40+ years of successful coding with only print debugging FTW!

A tool that helps you by iteratively guessing the next token is not a "developer tool" any more than a slot machine is a wealth buidling tool.

Even when I was using Visual Studio Ultimate (that has a fantastic step-through debugging environment), the debugger was only useful for the very initial tests, in order to correct dumb mistakes.

Finding dumb mistakes is a different order of magnitude of the dev process than building a complex edifice of working code.

UncleEntity

I would say printf debugging is the functional equivalent of "guessing the next token". I only reach for it when my deductive reasoning (and gdb) skills fail and I'm just shining a flashlight in the dark hoping to see the bugs scurrying around.

Ironically, I used it to help the robots find a pretty deep bug in some code they authored in which the whole "this code isn't working, fix it" prompt didn't gain any traction.

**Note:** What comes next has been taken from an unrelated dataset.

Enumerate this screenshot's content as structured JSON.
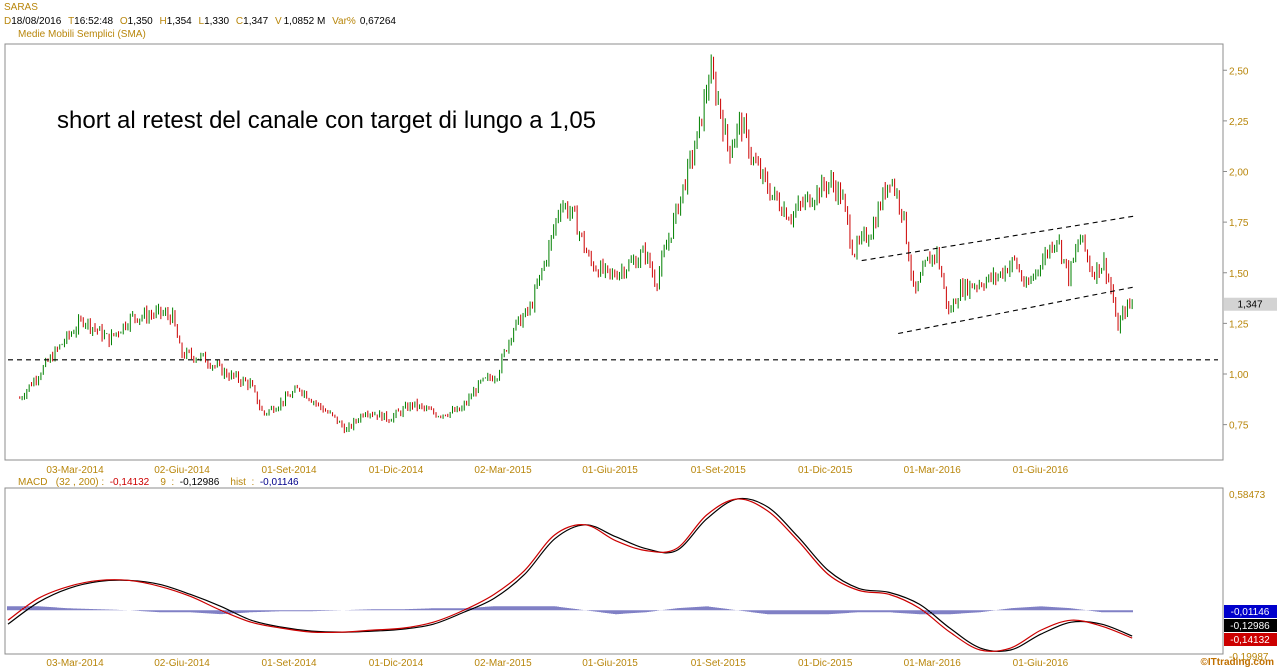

Giving them the code with the debug statements and the output set them on the right path. Easy peasy...true, they were responsible for the bug in the first place so I guess the humans who write bug free code have the advantage.

krupan

You missed the part about unreliable results. Never in software engineering have we had to put a lot of effort into a tool that gives unpredictable, unreliable results like LLMs.

rsynnott

You’re holding it wrong, magic robot edition.

Like, at a certain point, doing it yourself is probably less hassle.

naasking

Because LLMs are not a stationary target, they're only getting better. They're already much better than they were only 2 years ago.